Figure 6. CD4⁺ inducible conversion of MDSC is mediated by Cox2/PGE2

A. MDSC isolated from MC38 TB mice were incubated with immobilized IgG, H2K^b, or IA^b antibodies for 48 hr with and without 5μM COX-2 inhibitor (SC58125) as indicated. After incubation MDSC were isolated, washed, and cultured with naive splenocytes stimulated with CD3/CD28 antibodies. Proliferation was measured by ³[H]-thymidine uptake in triplicate. Typical result of three experiments is shown. * - statistically significant differences from values of splenocytes cultured without MDSC (p<0.05). B. MDSC from MC38 TB mice were used in experimental model of CD4⁺ T-cell tolerance as described in Fig. 1D, E. SC5815 (10 mg/kg) was injected was injected i.p. on days 1, 3, 5, and 7 after MDSC administration. Lymph node cells were collected on day 10 and stimulated with control peptide (CP), specific peptide (SP) or CD3/CD28 antibodies. IFN-γ production was evaluated in ELISPOT assay. Experiment was performed in triplicates.

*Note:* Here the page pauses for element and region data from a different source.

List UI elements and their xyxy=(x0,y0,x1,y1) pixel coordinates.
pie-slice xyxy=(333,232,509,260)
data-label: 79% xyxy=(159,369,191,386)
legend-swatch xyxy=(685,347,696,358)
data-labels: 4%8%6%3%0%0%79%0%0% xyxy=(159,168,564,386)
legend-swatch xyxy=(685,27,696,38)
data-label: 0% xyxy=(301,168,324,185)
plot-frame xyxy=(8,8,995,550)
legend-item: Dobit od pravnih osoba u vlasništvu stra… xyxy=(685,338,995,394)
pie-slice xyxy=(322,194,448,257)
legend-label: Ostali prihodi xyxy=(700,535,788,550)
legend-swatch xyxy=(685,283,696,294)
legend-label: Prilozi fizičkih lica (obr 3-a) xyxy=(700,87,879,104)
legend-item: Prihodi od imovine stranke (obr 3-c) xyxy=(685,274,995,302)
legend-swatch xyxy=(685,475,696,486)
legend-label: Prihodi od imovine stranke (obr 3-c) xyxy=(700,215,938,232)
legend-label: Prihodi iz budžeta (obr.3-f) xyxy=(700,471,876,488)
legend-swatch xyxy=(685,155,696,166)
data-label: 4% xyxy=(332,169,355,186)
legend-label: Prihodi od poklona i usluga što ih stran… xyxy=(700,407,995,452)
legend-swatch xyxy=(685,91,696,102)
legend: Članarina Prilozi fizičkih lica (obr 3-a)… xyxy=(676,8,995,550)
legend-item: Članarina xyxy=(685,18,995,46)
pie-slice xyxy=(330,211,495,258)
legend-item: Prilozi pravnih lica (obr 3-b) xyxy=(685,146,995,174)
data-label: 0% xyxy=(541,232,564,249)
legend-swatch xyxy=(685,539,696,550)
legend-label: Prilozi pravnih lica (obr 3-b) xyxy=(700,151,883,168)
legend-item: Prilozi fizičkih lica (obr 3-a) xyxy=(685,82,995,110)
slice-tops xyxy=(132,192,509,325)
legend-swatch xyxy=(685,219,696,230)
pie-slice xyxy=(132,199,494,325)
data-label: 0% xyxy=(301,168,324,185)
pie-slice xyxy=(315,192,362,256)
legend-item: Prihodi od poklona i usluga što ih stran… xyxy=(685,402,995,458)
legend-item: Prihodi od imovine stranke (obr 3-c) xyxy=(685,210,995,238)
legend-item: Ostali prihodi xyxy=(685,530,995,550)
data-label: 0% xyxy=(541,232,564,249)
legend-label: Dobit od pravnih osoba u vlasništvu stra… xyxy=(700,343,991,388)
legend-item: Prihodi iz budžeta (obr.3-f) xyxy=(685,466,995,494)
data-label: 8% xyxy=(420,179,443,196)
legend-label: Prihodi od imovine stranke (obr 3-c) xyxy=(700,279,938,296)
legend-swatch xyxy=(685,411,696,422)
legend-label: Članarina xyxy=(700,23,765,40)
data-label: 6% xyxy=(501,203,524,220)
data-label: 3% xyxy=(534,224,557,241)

Figure 7. Up-regulation of Ets-1 in MDSC by IA^b cross-linking on MDSC is responsible for increased production of PGE₂

A. MDSC were isolated from spleens of MC38 TB mice and incubated for 16 hr with immobilized IgG, H2K^b, or IA^b specific antibodies. NF-κB activity was measured using EMSA. Lines 1–3 NF-κB specific probe: 1 – MDSC incubated with IgG, 2 – H2K^b or 3 – IA^b specific antibody; Lines 4–6 controls: 4 – NF-κB probe alone; 5 – MDSC after incubation with IA^b antibody in the presence of 10-fold excess of unlabeled probe, 6 – the same in the presence 20-fold excess of unlabeled probe. B. MDSC were isolated from MC38 TB mice and cultured for 16 hr with immobilized I-A^b antibody or control IgG. Nuclear extracts were prepared and EMSA was performed using Ets-1 specific probe. Lanes: 1 - Ets-1 probe no cells; 2 - cells no probe; 3- cells cultured with IgG and labeled Ets-1 probe with 2x excess of unlabeled Ets-1 probe; 4 – as line 3 but without unlabeled probe; 5 – cells cultured with IA^b and Ets-1 labeled probe with 2x excess of unlabeled Ets-1 probe; 6 – as line 5 but without unlabeled probe. Two experiments with the same result were performed. C. MDSC from MC38 TB mice were transfected with either control non-specific cyclophilin B pool siRNA, ETS1 specific 3′-UTR/ORF smart pool siRNA, or ETS1 specific 3′-UTR single siRNA. Cells were incubated with immobilized IA^b for 48hr. RNA and proteins were isolated. Relative expression of ets-1 was analyzed (in triplicates) using qRT PCR (two experiments with the same results were performed). The level of Ets-1 protein was evaluated in Western blotting (inset). D. MDSC from MC38 TB mice were transfected with Ets-1 specific or scontrol siRNAs and incubated with immobilized IA^b for 48h. Expression of cox2 mRNA (Mean ± st.d. of triplicates) and COX2 protein (inset) was measured by qRT-PCR and Western blot respectively. Two experiments with the same results were performed. E. PGE-2 levels were assessed in triplicate by ELISA. Mean ± st. dev. are shown. Three experiments with the same results were performed. In Fig. 7C–D differences between specific Ets-1 siRNA and control siRNA were statistically significant (p<0.05).